Somebody on Facebook got a thread going in which people posted the first music “concert” they attended. I’m not just sure what qualifies as a concert but I imagine it takes place in a venue where hundreds, if not tens of thousands, can attend.
In the early 60s I don’t recall concert like take place today. While living in the Los Angeles area I went to a number of small clubs where name performers were appearing. I saw Billy Eckstine perform in a small hotel lounge and Linda Ronstadt and Willie Nelson in small dance clubs. Flat and Scruggs, Doc Watson, Dave Gardner and a number of folk music acts often played at the Troubadour and the Ash Grove. I even danced to the music of Lawrence Welk at the Hollywood Palladium on one occasion.
It wasn’t until the Beatles showed up in America that I recall hearing about large arena and stadium concerts. The first of those I attended was in November, 1969 at the Inglewood Forum in Los Angeles. The opening act was the band South Wind, followed by The Guess Who riding high on their hit, American Woman. They were the opening acts for the evening’s headliner, Creedence Clearwater Revival. I’m guessing there were 20,000 in attendance and it was an overwhelming experience. Unlike today, people still sat in their assigned seats and I saw nothing resembling a mosh pit. When CCR began playing Keep on Chooglin’ the crowd did come to its feet and it became a thunderous moment in which I briefly considered the place may fall on our heads from the awesome volume and foot stomping.

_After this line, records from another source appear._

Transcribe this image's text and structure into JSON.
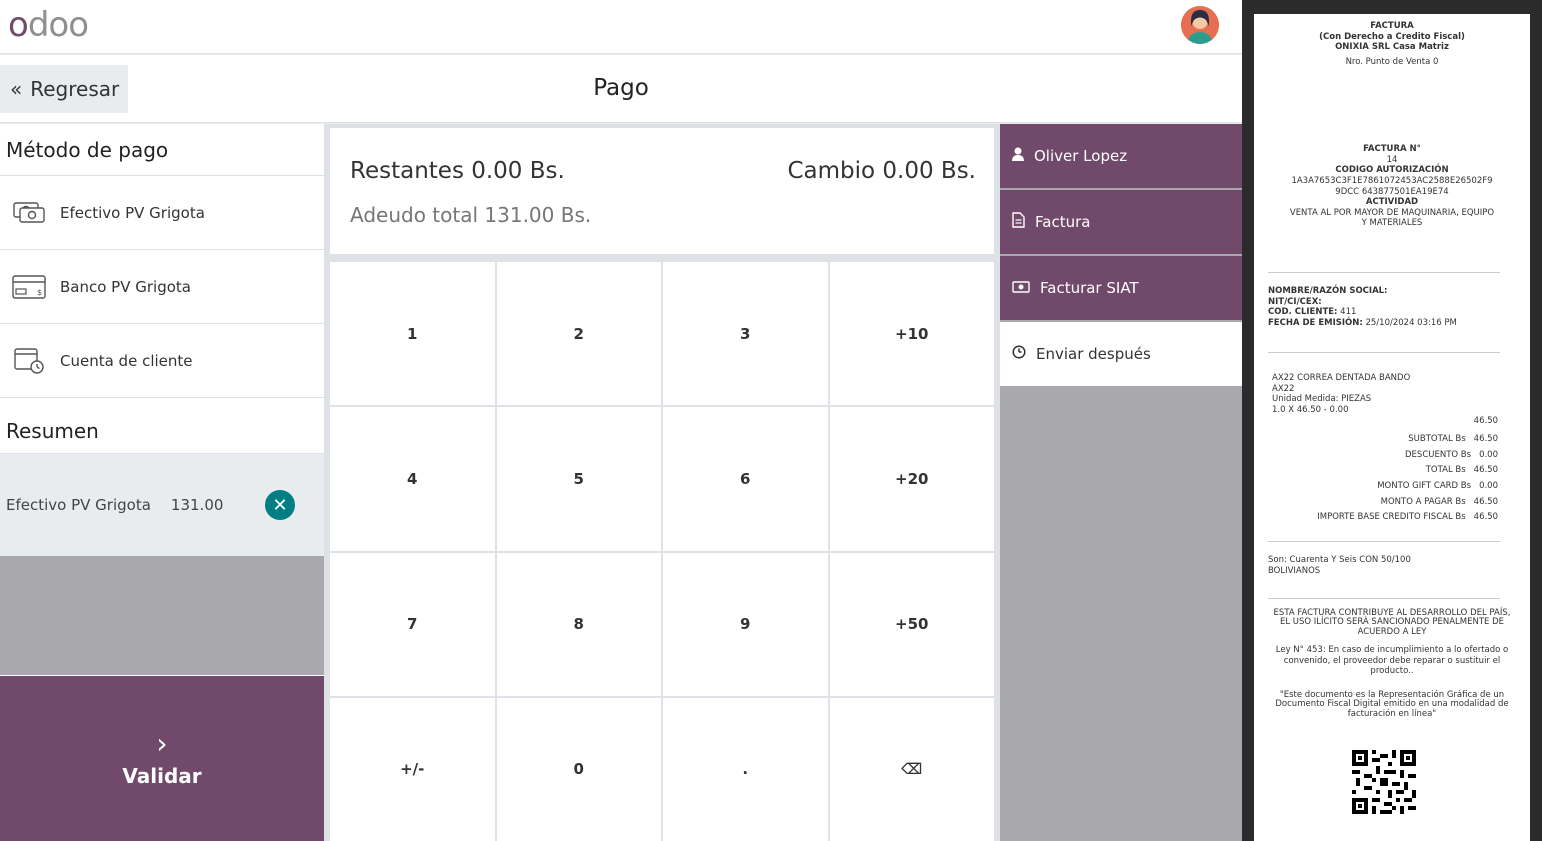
{
  "topbar": {
    "logo": "odoo",
    "avatar_icon": "user-avatar-icon"
  },
  "header": {
    "back_label": "Regresar",
    "title": "Pago"
  },
  "payment_methods": {
    "title": "Método de pago",
    "items": [
      {
        "label": "Efectivo PV Grigota",
        "icon": "cash-icon"
      },
      {
        "label": "Banco PV Grigota",
        "icon": "bank-card-icon"
      },
      {
        "label": "Cuenta de cliente",
        "icon": "customer-account-icon"
      }
    ]
  },
  "summary": {
    "title": "Resumen",
    "lines": [
      {
        "method": "Efectivo PV Grigota",
        "amount": "131.00"
      }
    ]
  },
  "validate": {
    "label": "Validar"
  },
  "status": {
    "remaining_label": "Restantes",
    "remaining_value": "0.00 Bs.",
    "change_label": "Cambio",
    "change_value": "0.00 Bs.",
    "due_label": "Adeudo total",
    "due_value": "131.00 Bs."
  },
  "numpad": [
    "1",
    "2",
    "3",
    "+10",
    "4",
    "5",
    "6",
    "+20",
    "7",
    "8",
    "9",
    "+50",
    "+/-",
    "0",
    ".",
    "⌫"
  ],
  "actions": [
    {
      "label": "Oliver Lopez",
      "icon": "user-icon"
    },
    {
      "label": "Factura",
      "icon": "document-icon"
    },
    {
      "label": "Facturar SIAT",
      "icon": "money-icon"
    },
    {
      "label": "Enviar después",
      "icon": "clock-icon"
    }
  ],
  "receipt": {
    "header": [
      "FACTURA",
      "(Con Derecho a Credito Fiscal)",
      "ONIXIA SRL Casa Matriz"
    ],
    "pos": "Nro. Punto de Venta 0",
    "invoice_no_label": "FACTURA N°",
    "invoice_no": "14",
    "auth_label": "CODIGO AUTORIZACIÓN",
    "auth_code_1": "1A3A7653C3F1E7861072453AC2588E26502F9",
    "auth_code_2": "9DCC 643877501EA19E74",
    "activity_label": "ACTIVIDAD",
    "activity": "VENTA AL POR MAYOR DE MAQUINARIA, EQUIPO Y MATERIALES",
    "name_label": "NOMBRE/RAZÓN SOCIAL:",
    "nit_label": "NIT/CI/CEX:",
    "client_label": "COD. CLIENTE:",
    "client_value": "411",
    "date_label": "FECHA DE EMISIÓN:",
    "date_value": "25/10/2024 03:16 PM",
    "product_name": "AX22 CORREA DENTADA BANDO",
    "product_code": "AX22",
    "product_unit": "Unidad Medida: PIEZAS",
    "product_qty": "1.0 X 46.50 - 0.00",
    "product_total": "46.50",
    "totals": [
      {
        "label": "SUBTOTAL Bs",
        "value": "46.50"
      },
      {
        "label": "DESCUENTO Bs",
        "value": "0.00"
      },
      {
        "label": "TOTAL Bs",
        "value": "46.50"
      },
      {
        "label": "MONTO GIFT CARD Bs",
        "value": "0.00"
      },
      {
        "label": "MONTO A PAGAR Bs",
        "value": "46.50"
      },
      {
        "label": "IMPORTE BASE CREDITO FISCAL Bs",
        "value": "46.50"
      }
    ],
    "amount_words": "Son: Cuarenta Y Seis CON 50/100 BOLIVIANOS",
    "legend_1": "ESTA FACTURA CONTRIBUYE AL DESARROLLO DEL PAÍS, EL USO ILÍCITO SERÁ SANCIONADO PENALMENTE DE ACUERDO A LEY",
    "legend_2": "Ley N° 453: En caso de incumplimiento a lo ofertado o convenido, el proveedor debe reparar o sustituir el producto..",
    "legend_3": "\"Este documento es la Representación Gráfica de un Documento Fiscal Digital emitido en una modalidad de facturación en línea\"",
    "qr_icon": "qr-code-icon"
  }
}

Looking at the list of people’s first concerts was interesting and reflective. It was like a trip back in music history and brought up names I had long forgotten, such as Iron Maiden. Unlike any number of my friends I never got into the concert thing, preferring the disappearing small venues. The idea of being, as we said in the Navy, asshole to belly button with forty thousand sweaty bodies just doesn’t appeal to me.
One of the worst and most memorable evenings of my life was a Jimmy Buffett concert at Buckeye Lake Music Center, east of Columbus on August 5, 1995. Being a huge Parrothead my wife and I decided to treat the family to an evening out. We ordered assigned seating tickets for everyone and as the date drew nearer so did the monsoon rains associated with a hurricane off the North Carolina coast. By the time we arrived this bowl-shaped venue had filled to capacity with beer drinking, pot smoking, filthy bodies splashing and crawling around in a literal sea of mud, vomit and urine. The assigned seats were non-existent but by the time we figured that out we were up to our buttocks in muck and mire.
Buffett and the Coral Reefers were indeed on stage hammering out Cheeseburger in Paradise while trying to not get electrocuted from playing electric instruments while standing in ankle deep water. At some point I made a unilateral dictator-esque decision to get the hell out of there before the Volcano blew so we all joined hands while I lead us out of the valley of doom to the promised land of our soon to be filthy custom conversion van.
Being totally pissed I stopped at the admission booth demanding a full refund on the grounds of inhumanity to man and the absence of the assigned seating we’d paid for. The fourteen year old in charge just ignored my screams so when we got home I called American Express, explained the nightmare, and was issued full credit to my card.
I don’t recall if my aversion to large events began before or after that night in Margaritaville but if I remain in control of my destiny there will never be another mosh pit in it.